The US is expected to soon file a formal request for the extradition of Huawei executive Meng Wanzhou, Canadian media report.
The Chinese telecoms executive was arrested on 1 December in Canada at the request of American officials.
She is accused by the US of breaking American sanctions on Iran.
China has demanded Ms Meng’s release and has accused both the US and Canada of “arbitrarily abusing” their extradition treaty.
Chinese foreign ministry spokeswoman Hua Chunying on Tuesday said both countries had made a “serious mistake” and urged the US to “withdraw its arrest order for Ms. Meng Wanzhou and refrain from making formal extradition request to the Canadian side”.
The Globe and Mail newspaper reported late on Monday that US officials have indicated to David MacNaughton, Canada’s ambassador in Washington, that they plan to proceed with the extradition request of the Huawei executive.
Under Canadian law, the US has 60 days to file its formal request, a deadline that will be reached 30 January.
Canada’s Foreign Minister Chrystia Freeland said in an interview on Tuesday with Bloomberg TV that Canada has not asked the US to abandon its bid to have Ms Meng extradited.
The US accuses Ms Meng of using a Huawei subsidiary called Skycom to evade sanctions on Iran between 2009 and 2014. Both she and Huawei deny those allegations.
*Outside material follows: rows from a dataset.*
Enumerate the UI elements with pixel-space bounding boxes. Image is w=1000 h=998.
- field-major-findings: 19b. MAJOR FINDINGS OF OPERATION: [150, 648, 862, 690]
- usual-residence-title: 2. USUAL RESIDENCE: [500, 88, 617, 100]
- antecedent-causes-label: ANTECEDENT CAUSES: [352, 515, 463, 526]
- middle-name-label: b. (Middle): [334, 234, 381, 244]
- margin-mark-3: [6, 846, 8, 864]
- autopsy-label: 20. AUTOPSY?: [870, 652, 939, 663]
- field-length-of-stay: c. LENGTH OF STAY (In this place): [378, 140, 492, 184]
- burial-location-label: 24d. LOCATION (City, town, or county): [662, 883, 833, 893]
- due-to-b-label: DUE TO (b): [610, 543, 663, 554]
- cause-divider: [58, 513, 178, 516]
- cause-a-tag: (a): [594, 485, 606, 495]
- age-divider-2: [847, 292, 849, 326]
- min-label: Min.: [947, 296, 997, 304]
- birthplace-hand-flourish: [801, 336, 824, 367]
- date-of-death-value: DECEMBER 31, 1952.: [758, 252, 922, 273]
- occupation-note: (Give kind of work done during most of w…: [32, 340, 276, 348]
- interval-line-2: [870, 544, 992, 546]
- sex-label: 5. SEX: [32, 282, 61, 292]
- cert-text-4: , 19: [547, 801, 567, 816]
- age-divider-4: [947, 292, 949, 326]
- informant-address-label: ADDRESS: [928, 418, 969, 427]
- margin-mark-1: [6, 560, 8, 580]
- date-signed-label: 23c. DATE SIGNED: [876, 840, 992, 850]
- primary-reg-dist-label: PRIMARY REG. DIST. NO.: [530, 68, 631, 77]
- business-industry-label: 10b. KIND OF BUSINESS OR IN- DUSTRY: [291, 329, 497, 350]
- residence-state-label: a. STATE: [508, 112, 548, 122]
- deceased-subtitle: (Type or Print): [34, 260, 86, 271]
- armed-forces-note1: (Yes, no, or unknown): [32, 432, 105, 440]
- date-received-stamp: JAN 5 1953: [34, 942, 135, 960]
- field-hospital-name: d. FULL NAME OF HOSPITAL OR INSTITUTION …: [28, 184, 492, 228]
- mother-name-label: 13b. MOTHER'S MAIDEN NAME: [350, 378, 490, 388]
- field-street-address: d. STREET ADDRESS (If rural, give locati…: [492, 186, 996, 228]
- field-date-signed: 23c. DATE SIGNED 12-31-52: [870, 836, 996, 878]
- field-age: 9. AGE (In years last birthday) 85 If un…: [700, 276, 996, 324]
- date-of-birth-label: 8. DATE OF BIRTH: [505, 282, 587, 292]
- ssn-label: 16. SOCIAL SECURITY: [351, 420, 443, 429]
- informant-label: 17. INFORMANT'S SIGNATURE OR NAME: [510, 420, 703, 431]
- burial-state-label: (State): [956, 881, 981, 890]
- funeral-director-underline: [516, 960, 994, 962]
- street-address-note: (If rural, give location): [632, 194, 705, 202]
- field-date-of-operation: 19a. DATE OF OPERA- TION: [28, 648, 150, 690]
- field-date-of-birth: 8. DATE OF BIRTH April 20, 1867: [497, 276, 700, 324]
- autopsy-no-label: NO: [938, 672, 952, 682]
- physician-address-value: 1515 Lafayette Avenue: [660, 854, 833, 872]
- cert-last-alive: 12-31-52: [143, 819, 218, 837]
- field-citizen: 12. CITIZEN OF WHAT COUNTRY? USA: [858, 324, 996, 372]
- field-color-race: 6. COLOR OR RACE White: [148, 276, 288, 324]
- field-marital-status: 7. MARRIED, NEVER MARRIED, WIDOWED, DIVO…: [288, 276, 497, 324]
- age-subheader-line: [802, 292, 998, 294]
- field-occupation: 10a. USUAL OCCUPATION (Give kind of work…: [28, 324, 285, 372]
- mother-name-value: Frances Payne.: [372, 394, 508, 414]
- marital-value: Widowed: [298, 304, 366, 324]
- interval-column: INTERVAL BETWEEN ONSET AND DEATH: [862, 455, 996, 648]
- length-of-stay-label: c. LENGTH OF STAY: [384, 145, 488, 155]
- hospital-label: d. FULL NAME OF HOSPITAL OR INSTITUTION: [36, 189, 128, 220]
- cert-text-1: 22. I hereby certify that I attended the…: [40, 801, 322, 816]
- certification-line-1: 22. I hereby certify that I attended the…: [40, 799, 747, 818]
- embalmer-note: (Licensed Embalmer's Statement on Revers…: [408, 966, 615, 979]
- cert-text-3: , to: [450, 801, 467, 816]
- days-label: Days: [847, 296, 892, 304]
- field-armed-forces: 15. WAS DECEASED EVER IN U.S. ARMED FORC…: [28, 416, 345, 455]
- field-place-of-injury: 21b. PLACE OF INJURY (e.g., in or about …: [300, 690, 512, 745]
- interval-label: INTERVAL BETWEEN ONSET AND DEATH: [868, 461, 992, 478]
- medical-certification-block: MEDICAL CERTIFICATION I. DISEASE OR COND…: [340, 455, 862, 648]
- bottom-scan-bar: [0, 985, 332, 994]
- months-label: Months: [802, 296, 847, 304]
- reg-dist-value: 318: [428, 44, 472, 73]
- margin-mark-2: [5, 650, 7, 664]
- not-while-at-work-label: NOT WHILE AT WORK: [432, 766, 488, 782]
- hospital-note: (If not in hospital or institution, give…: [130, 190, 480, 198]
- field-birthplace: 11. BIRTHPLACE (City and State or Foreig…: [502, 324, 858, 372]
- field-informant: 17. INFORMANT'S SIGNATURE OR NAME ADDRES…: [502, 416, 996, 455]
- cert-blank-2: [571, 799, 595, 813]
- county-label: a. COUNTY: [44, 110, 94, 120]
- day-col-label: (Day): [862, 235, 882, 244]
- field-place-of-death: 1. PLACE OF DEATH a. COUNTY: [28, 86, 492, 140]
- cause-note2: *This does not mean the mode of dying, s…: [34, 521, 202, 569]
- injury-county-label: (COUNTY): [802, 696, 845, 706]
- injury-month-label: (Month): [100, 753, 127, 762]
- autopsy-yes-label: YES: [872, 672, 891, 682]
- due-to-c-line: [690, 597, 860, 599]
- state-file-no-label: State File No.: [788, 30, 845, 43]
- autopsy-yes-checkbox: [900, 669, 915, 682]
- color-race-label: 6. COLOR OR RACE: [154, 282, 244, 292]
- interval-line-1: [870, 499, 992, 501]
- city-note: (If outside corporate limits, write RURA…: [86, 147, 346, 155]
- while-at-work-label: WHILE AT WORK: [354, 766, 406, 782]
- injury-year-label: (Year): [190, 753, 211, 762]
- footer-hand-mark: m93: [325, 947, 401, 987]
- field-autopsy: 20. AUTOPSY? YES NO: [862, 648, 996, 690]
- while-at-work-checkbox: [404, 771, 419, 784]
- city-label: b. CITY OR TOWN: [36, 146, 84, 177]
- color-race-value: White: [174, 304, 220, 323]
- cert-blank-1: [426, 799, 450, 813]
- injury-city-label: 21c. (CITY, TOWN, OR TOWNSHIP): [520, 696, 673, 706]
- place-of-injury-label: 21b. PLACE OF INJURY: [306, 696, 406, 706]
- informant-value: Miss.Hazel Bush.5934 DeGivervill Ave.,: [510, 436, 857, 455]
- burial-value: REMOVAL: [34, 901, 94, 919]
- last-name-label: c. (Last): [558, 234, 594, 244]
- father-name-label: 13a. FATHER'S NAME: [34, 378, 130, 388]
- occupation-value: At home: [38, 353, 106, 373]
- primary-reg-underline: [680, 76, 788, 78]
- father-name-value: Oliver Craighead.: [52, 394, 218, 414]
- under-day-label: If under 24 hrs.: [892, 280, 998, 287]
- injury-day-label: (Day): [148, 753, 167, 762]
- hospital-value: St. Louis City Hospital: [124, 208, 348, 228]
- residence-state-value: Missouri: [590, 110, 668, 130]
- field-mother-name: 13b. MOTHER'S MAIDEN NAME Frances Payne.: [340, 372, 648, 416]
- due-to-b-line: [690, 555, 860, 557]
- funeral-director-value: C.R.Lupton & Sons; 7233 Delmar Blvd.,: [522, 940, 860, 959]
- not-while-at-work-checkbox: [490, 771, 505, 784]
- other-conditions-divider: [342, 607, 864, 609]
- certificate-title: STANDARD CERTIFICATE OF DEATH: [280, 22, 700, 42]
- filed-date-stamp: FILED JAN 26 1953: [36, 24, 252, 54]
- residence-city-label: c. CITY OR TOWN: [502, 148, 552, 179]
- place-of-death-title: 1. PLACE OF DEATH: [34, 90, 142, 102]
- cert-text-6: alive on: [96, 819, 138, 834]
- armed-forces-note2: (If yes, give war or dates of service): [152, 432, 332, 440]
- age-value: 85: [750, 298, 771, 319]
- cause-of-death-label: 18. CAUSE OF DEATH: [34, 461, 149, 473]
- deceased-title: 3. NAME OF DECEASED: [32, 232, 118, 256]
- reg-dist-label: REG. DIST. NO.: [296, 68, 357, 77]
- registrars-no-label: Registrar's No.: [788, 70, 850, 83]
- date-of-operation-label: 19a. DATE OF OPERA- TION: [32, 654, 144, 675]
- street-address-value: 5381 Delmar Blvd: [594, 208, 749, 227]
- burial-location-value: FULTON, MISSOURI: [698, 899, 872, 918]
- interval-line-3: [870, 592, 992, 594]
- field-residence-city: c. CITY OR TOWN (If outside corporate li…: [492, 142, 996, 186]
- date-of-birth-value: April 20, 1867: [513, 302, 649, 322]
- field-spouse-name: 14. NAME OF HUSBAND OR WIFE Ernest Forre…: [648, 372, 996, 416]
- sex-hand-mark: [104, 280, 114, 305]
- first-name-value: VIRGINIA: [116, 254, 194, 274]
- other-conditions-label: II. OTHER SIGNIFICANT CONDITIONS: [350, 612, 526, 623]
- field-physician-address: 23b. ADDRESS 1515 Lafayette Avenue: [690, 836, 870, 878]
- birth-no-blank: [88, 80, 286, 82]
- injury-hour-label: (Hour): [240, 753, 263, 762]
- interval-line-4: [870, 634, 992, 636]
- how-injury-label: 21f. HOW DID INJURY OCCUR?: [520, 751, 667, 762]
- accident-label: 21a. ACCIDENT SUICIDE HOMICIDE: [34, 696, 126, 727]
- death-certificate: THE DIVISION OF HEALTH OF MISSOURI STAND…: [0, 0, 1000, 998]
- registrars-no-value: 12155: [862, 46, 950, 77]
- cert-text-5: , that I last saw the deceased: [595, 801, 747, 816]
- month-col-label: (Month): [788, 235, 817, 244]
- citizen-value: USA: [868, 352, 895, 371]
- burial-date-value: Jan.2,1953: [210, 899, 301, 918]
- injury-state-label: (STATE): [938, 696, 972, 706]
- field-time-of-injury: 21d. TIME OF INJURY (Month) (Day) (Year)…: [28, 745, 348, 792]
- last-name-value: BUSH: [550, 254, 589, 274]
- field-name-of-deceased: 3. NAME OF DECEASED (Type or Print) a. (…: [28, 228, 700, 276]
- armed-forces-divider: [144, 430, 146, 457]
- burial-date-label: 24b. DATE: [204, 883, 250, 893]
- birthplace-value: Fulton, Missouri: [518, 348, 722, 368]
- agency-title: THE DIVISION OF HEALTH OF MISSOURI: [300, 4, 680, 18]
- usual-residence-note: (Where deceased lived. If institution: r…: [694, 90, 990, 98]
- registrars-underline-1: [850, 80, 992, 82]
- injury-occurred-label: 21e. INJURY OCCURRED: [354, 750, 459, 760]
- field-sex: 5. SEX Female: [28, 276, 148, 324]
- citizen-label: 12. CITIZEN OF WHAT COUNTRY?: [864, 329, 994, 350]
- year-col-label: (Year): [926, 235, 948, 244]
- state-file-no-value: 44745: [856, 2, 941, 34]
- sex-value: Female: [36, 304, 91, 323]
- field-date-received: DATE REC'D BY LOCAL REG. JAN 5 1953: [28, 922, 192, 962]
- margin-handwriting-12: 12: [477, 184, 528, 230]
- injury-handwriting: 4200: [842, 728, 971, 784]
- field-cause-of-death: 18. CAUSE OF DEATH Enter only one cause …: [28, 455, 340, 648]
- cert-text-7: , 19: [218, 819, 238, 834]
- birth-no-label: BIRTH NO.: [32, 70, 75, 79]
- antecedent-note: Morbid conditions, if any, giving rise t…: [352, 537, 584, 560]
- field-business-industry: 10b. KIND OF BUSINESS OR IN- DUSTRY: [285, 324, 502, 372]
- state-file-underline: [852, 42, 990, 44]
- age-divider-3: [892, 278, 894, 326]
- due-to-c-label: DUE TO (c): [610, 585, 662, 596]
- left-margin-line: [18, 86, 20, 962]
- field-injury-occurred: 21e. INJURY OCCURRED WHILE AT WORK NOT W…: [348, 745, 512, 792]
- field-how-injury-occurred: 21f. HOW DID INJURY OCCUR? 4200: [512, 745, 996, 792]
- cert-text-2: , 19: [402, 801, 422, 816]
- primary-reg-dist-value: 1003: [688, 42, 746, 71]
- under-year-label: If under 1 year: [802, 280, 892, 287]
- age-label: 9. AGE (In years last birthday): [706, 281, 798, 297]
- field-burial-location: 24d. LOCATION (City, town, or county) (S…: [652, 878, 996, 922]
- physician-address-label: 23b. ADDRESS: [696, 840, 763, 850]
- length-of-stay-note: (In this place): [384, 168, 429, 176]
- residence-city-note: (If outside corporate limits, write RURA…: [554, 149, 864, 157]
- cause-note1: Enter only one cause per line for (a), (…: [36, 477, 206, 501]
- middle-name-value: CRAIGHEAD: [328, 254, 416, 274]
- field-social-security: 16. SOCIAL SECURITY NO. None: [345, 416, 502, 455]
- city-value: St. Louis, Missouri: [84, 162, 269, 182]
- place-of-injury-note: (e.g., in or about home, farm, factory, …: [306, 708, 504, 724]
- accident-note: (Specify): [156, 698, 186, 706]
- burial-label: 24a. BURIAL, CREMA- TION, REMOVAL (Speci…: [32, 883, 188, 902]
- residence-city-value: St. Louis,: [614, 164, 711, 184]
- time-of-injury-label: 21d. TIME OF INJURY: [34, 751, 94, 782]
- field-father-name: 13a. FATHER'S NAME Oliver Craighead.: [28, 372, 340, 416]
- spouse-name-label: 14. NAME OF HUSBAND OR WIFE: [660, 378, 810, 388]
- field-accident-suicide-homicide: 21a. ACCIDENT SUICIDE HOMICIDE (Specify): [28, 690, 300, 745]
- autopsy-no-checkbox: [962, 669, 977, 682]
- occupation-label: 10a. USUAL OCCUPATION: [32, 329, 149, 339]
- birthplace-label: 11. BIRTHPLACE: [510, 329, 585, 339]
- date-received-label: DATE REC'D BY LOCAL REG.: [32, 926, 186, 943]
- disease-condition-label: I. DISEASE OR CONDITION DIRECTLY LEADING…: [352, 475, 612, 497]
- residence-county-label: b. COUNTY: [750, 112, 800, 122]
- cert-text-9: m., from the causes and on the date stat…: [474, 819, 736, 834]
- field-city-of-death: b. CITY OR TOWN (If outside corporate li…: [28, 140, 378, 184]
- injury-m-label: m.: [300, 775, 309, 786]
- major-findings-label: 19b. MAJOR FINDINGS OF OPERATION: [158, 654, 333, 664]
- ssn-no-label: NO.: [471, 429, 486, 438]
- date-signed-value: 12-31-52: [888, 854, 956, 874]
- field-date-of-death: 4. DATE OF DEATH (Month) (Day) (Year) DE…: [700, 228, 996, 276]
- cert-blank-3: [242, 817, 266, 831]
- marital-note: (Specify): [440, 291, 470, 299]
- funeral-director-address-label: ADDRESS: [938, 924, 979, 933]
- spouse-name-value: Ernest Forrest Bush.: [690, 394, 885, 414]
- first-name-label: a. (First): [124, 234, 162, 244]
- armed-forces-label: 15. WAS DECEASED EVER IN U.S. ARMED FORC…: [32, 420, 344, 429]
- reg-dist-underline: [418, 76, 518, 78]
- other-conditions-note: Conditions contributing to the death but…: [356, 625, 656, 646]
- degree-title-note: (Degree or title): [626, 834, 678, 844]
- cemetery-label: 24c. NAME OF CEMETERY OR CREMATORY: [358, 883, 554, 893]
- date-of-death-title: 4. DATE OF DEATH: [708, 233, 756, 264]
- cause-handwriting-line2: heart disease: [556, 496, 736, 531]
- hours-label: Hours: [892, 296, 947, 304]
Ms Meng’s arrest has led to rising tensions between Canada and China, and Ottawa has been rallying allies in recent weeks seeking international support in its spat the Asian superpower.
On Monday, 140 western academics and diplomats sent an open letter to Chinese President Xi Jinping pleading the case of two Canadians, Michael Kovrig and Michael Spavor, suspected of spying and calling for their release.
Mr Kovrig, a former Canadian diplomat, and Mr Spavor, a businessman, were both detained in China shortly after Ms Meng’s arrest in Canada.
A number of China analysts believe that the two men’s arrests were a tit-for-tat response to the detention of Huawei’s chief financial officer, something Chinese officials have denied.
Ms Hua had a strong response to that letter on Tuesday, calling it “disrespect for China’s judicial sovereignty and the spirit of the rule of law”.
The tech executive was released on bail by a Canadian court in December.
The dispute over between the two countries comes amid growing scrutiny in Western countries over Huawei.
Concern about the security of the company’s technology has been growing, particularly in the US, UK, Canada, Australia and Germany, which fear its products could be used for spying.
Speaking at the World Economic Forum in Davos, Huawei chairman Liang Hua warned his company could shift away from the US and the UK if it continues to face restrictions.
The US has banned the company from bidding for government contracts, and British firm BT recently confirmed that Huawei equipment was being removed from a communication system being developed for the UK’s emergency services.
Huawei has always maintained that it is a private company, owned by its employees, with no ties to the Chinese government.